Substâncias invisíveis

No arranque da conferência, David Pontes, director do PÚBLICO, explicava que era necessário pensar “a nossa casa, o nosso corpo, o que é próximo e comum, e também está em risco” com as alterações climáticas. Basta ver as inundações ocorridas em Valência, em Espanha, uma catástrofe recordada mais de uma vez ao longo da manhã. Daí a importância da escolha do tema Clima e Saúde.

Mas não são apenas os grandes fenómenos que são fonte de risco para as pessoas, também a exposição continua a substâncias invisíveis é um perigo. Nesse contexto, o terceiro painel foi dedicado a poluentes perigosos para a saúde, que permeiam o ambiente, como os microplásticos e as substâncias perfluoroalquiladas (PFAS). É praticamente impossível evitá-los. As PFAS, por exemplo, existem em muitos objectos que usamos e não se degradam no ambiente.

“Nestas situações onde temos uma identificação tão clara do risco que estas substâncias têm para a saúde e para o ambiente, não podemos poluir”, explicou Susana Fonseca, vice-presidente da organização ambientalista Zero, sobre as PFAS. Para a ambientalista, a equação do poluidor-pagador, em que as empresas que poluem devem pagar pela poluição que fazem, não serve para estes casos, já que é muito difícil remover as PFAS do ambiente.

Sobre os microplásticos, o grande problema parece ser as pequenas moléculas poluentes e nefastas que eles carregam, explica Paula Sobral, investigadora do Centro de Ciências do Mar e do Ambiente. Os microplásticos “são vectores de todos estes químicos e podem entrar no corpo humano”, referiu.

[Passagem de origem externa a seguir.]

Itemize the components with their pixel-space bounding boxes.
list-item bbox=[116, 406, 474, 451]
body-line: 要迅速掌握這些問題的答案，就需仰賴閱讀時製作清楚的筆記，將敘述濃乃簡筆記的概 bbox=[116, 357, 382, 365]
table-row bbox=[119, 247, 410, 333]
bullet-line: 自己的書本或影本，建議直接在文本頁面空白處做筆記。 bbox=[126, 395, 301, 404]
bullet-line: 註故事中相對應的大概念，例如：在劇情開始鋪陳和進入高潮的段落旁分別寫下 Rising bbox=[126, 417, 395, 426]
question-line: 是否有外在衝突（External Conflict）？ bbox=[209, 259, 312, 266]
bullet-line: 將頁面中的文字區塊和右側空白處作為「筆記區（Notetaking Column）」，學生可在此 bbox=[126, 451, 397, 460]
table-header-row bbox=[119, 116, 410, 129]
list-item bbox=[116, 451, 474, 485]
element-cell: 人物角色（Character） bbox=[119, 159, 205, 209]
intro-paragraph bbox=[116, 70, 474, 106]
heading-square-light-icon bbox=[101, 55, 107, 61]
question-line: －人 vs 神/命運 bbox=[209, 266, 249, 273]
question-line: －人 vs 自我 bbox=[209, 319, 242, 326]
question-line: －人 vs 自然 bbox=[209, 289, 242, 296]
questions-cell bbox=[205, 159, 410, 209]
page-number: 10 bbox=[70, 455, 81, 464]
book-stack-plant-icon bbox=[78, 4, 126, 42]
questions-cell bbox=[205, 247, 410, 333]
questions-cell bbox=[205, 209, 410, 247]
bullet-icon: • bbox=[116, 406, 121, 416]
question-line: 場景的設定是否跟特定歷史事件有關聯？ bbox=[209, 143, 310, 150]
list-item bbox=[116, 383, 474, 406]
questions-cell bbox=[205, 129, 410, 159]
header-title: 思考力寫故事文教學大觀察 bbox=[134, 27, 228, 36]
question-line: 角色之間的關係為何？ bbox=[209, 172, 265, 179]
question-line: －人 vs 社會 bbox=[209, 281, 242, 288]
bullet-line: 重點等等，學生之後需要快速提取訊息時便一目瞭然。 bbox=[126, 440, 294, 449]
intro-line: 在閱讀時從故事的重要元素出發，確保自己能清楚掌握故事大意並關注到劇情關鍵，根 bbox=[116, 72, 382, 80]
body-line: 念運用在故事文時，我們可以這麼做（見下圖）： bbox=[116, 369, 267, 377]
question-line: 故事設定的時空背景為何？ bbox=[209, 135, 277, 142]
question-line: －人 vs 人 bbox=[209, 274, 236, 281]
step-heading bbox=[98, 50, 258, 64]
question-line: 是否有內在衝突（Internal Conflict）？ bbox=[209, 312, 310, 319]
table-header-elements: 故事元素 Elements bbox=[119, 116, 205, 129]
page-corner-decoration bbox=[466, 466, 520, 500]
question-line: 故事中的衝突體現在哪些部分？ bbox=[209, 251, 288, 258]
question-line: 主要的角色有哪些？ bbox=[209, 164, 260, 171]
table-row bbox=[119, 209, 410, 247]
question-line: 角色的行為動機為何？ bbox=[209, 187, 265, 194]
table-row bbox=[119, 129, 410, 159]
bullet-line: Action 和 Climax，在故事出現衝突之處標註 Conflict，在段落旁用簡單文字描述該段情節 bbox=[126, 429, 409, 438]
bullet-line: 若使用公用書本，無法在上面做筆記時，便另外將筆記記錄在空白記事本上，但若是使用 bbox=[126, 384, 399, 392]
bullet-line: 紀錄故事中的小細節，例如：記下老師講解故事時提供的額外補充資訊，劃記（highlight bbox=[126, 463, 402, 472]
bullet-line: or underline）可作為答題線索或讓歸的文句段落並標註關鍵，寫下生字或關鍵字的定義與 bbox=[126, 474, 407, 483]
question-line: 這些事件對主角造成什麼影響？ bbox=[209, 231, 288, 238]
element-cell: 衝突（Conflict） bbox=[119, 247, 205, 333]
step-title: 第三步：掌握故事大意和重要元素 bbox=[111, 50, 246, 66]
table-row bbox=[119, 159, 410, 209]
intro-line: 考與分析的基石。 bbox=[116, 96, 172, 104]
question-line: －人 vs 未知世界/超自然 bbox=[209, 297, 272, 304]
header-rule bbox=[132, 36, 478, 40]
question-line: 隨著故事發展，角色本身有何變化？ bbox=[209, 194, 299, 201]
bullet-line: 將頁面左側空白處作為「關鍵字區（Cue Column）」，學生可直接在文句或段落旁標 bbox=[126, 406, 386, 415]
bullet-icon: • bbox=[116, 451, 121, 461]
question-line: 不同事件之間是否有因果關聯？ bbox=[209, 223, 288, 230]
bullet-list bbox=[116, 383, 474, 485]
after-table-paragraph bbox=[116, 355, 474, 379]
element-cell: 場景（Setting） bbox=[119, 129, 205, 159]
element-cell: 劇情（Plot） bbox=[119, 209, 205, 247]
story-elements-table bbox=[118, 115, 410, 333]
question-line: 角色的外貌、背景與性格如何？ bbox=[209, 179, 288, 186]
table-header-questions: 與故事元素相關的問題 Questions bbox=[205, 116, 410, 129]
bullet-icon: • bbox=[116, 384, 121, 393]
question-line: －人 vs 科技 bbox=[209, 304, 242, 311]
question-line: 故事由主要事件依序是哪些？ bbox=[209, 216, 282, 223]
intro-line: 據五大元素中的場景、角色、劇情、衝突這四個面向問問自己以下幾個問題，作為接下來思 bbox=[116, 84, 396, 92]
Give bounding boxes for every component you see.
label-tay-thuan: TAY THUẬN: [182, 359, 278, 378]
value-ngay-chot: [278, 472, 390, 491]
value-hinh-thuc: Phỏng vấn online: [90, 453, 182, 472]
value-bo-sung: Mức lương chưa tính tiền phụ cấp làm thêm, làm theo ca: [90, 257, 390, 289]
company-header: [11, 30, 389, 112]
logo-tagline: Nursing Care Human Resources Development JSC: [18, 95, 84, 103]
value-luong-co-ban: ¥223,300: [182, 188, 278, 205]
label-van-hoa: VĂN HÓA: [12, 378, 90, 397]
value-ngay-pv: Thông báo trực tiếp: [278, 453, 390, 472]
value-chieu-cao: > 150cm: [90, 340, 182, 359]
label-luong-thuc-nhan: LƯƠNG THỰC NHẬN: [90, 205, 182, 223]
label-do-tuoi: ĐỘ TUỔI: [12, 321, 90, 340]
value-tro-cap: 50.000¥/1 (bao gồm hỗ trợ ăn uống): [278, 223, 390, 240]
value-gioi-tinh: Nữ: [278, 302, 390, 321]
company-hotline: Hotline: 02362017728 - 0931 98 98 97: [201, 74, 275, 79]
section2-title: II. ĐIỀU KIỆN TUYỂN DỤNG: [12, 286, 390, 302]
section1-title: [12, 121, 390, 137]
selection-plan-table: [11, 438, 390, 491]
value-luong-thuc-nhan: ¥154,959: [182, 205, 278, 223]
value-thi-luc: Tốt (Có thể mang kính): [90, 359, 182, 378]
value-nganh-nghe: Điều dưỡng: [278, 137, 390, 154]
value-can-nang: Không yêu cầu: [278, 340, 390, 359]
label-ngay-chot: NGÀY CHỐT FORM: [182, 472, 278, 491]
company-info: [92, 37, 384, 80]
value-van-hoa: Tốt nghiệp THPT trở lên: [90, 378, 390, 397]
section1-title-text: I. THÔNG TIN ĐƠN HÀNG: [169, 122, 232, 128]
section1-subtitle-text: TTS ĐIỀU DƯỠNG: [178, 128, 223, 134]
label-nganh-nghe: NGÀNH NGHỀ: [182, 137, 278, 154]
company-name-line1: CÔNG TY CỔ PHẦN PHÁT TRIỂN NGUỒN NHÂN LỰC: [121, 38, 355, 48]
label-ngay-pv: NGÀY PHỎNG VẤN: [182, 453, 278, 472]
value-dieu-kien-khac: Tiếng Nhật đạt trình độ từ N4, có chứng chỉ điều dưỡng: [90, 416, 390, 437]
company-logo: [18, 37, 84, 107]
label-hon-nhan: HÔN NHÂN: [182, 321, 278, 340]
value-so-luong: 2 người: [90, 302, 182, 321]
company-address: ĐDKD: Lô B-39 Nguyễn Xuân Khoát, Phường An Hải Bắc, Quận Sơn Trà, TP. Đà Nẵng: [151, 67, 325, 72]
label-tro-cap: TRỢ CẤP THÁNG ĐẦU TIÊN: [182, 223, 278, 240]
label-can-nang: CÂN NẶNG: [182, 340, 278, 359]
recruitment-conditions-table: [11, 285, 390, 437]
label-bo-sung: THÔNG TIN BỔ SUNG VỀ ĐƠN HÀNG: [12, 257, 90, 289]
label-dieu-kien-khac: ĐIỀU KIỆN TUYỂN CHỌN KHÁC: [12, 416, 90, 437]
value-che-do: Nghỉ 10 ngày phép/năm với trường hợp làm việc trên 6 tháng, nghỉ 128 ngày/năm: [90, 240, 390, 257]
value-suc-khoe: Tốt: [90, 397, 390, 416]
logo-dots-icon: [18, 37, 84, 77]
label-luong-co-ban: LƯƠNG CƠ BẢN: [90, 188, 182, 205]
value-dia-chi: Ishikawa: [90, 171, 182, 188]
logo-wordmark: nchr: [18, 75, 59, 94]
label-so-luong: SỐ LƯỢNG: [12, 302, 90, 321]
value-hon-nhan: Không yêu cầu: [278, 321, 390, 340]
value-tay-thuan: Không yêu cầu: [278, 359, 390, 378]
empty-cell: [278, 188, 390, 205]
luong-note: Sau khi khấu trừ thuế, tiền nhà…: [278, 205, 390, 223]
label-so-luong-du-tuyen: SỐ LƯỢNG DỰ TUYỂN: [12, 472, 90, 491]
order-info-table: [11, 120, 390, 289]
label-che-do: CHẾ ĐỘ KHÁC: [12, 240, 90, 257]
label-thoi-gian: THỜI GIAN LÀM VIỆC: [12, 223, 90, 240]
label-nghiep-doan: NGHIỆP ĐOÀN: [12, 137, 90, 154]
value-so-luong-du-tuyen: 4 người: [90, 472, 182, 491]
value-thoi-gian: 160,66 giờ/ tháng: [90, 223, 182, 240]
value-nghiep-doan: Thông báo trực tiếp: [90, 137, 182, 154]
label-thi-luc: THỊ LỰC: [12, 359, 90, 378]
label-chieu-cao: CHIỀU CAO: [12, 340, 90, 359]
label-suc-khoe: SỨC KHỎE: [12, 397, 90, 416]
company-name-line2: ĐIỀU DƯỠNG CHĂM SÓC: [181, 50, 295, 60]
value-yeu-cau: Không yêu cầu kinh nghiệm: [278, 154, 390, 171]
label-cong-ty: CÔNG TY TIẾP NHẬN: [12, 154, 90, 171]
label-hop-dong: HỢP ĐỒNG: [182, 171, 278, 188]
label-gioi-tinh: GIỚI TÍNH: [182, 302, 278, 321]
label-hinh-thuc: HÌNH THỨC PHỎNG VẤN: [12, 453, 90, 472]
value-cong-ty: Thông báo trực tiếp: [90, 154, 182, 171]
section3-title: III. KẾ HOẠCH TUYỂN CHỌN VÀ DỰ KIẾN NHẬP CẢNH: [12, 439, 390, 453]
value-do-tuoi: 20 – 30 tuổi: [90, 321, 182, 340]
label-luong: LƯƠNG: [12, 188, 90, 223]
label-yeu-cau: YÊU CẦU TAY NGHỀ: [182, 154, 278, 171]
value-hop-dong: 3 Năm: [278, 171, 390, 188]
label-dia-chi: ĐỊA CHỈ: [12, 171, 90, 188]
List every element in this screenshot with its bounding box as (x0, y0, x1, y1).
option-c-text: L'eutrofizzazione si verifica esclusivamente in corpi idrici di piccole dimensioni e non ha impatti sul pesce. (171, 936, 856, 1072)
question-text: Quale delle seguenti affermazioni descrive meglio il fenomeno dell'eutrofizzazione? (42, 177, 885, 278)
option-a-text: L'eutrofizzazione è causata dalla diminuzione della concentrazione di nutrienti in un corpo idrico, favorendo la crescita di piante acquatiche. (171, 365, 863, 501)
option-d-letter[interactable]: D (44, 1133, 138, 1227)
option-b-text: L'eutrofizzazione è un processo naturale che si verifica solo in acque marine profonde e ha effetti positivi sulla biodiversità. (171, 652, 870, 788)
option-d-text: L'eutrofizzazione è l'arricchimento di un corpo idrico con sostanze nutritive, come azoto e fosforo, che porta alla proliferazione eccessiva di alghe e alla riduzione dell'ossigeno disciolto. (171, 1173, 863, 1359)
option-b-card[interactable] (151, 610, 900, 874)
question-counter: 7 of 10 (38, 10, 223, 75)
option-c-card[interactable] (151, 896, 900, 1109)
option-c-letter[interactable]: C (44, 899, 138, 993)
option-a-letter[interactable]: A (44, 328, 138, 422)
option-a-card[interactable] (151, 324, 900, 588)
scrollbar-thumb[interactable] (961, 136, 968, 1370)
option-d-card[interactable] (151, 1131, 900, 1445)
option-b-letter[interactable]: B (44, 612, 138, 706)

Por estes dias, em Busan, na Coreia do Sul, realiza-se a quinta ronda de negociações das Nações Unidas, com o objectivo de redigir um tratado internacional para travar a poluição por plásticos. Paula Sobral não tem muita esperança sobre os resultados desta reunião. “A indústria do plástico tem feito um lóbi fortíssimo”, diz, acrescentando que estes lóbis tentam adiar a limitação da produção de plástico. “Enquanto esse tempo decorre, os problemas agravam-se cada vez mais.”